Does anyone remember the days of the Grim Reaper? No, not the scythe carrying, black cloaked skeletal figure of the 15th century, but the 20th century version, made famous in the 1987 TV ad to raise public awareness of AIDS.
Travelling back to the past seems to be a thing we do regularly and with good reason. If we don’t know where we’ve been how do we know how far we’ve come? In the case of HIV and AIDS, time travel can give us a real insight into what needs to be done to end the epidemic, particularly as it relates to immigrant and refugee communities living in Australia.
It is 32 years since the first case of HIV/AIDS was diagnosed in Australia and at the time of the Grim Reaper ads, the first cases in heterosexual communities were diagnosed. Although the luxury of time has made us all a lot more aware of, if not more knowledgeable about, HIV/AIDS prevention, we also need to be aware that Australia is a different place to what it was back in the 1980s.
While the jury is still out on whether the public image of AIDS will forever continue to be linked to gay men and more worryingly, homophobic attitudes, community advocates have continued to work hard at broadening and raising the level of discussion that is centred on public health responses. The shift in mainstream thinking from ‘gay disease’ to a legitimate public health issue is admirable (big pat on the back) and has allowed us to focus on those who are and could be most affected. The news, however, isn’t as good for immigrant communities living in Australia. People born overseas, and women in particular, are disproportionately bearing the burden of new HIV infections.

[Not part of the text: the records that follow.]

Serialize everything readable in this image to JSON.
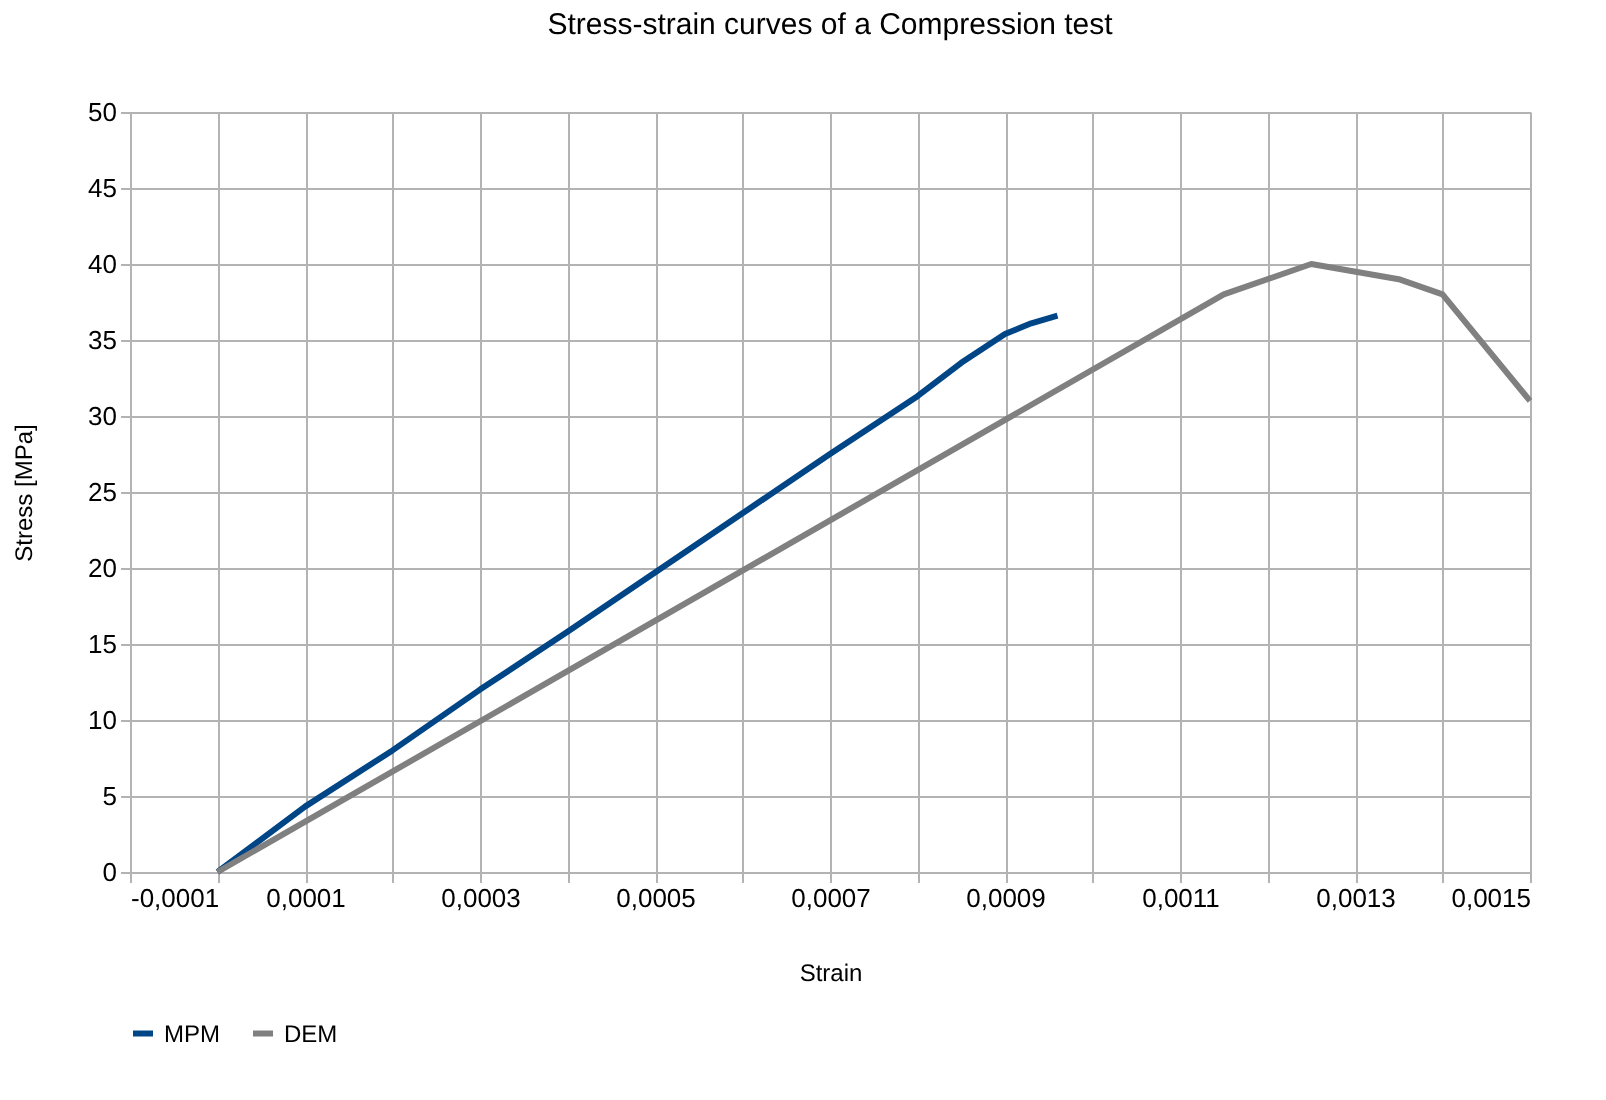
{
  "chart_data": {
    "type": "line",
    "title": "Stress-strain curves of a Compression test",
    "xlabel": "Strain",
    "ylabel": "Stress [MPa]",
    "xlim": [
      -0.0001,
      0.0015
    ],
    "xticks": [
      {
        "value": -0.0001,
        "label": "-0,0001"
      },
      {
        "value": 0,
        "label": null
      },
      {
        "value": 0.0001,
        "label": "0,0001"
      },
      {
        "value": 0.0002,
        "label": null
      },
      {
        "value": 0.0003,
        "label": "0,0003"
      },
      {
        "value": 0.0004,
        "label": null
      },
      {
        "value": 0.0005,
        "label": "0,0005"
      },
      {
        "value": 0.0006,
        "label": null
      },
      {
        "value": 0.0007,
        "label": "0,0007"
      },
      {
        "value": 0.0008,
        "label": null
      },
      {
        "value": 0.0009,
        "label": "0,0009"
      },
      {
        "value": 0.001,
        "label": null
      },
      {
        "value": 0.0011,
        "label": "0,0011"
      },
      {
        "value": 0.0012,
        "label": null
      },
      {
        "value": 0.0013,
        "label": "0,0013"
      },
      {
        "value": 0.0014,
        "label": null
      },
      {
        "value": 0.0015,
        "label": "0,0015"
      }
    ],
    "ylim": [
      0,
      50
    ],
    "yticks": [
      0,
      5,
      10,
      15,
      20,
      25,
      30,
      35,
      40,
      45,
      50
    ],
    "grid": true,
    "legend": "bottom",
    "marker": "none",
    "line_style": "solid",
    "series": [
      {
        "name": "MPM",
        "color": "#004586",
        "x": [
          0,
          0.0001,
          0.0002,
          0.0003,
          0.0004,
          0.0005,
          0.0006,
          0.0007,
          0.0008,
          0.00085,
          0.0009,
          0.00093,
          0.00096
        ],
        "values": [
          0,
          4.3,
          8,
          12,
          15.8,
          19.7,
          23.6,
          27.5,
          31.3,
          33.5,
          35.4,
          36.1,
          36.6
        ]
      },
      {
        "name": "DEM",
        "color": "#808080",
        "x": [
          0,
          0.00115,
          0.00125,
          0.00135,
          0.0014,
          0.0015
        ],
        "values": [
          0,
          38,
          40,
          39,
          38,
          31
        ]
      }
    ]
  }
}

During the 2008-2012 period, of the HIV infections attributed to heterosexual contact, 72% were among the overseas born, while 67% were among people from non-English speaking countries. Other statistics follow a similar trend. In Victoria, for example, HIV is disproportionately represented among migrant communities, particularly amongst Sub-Saharan African women.
According to the Burnet Institute, the challenges in HIV prevention and detection for immigrant communities continue to be cultural barriers in health promotion, testing and treatment, especially for recent arrivals. The urgency of this issue is evident in the data: of the 1,507 HIV notifications with country of birth recorded, 32% were born overseas and of this group, 54% were classified as recently arrived migrants. A breakdown of this last figure shows that 29% were from high prevalence countries (92% were from Africa) and 90% acquired their infection overseas. Of the high prevalence countries, 66% were women born overseas (compared to 35% of Australian-born Victorian women currently living with HIV).
Do we still need the Grim Reaper? Our first thoughts are that such a—dare we say—sensationalist campaign would never be effective for immigrant communities. Our recommended approach would be much kinder and simpler: tailored, gendered and culturally responsive sexual and reproductive health education programs are the key.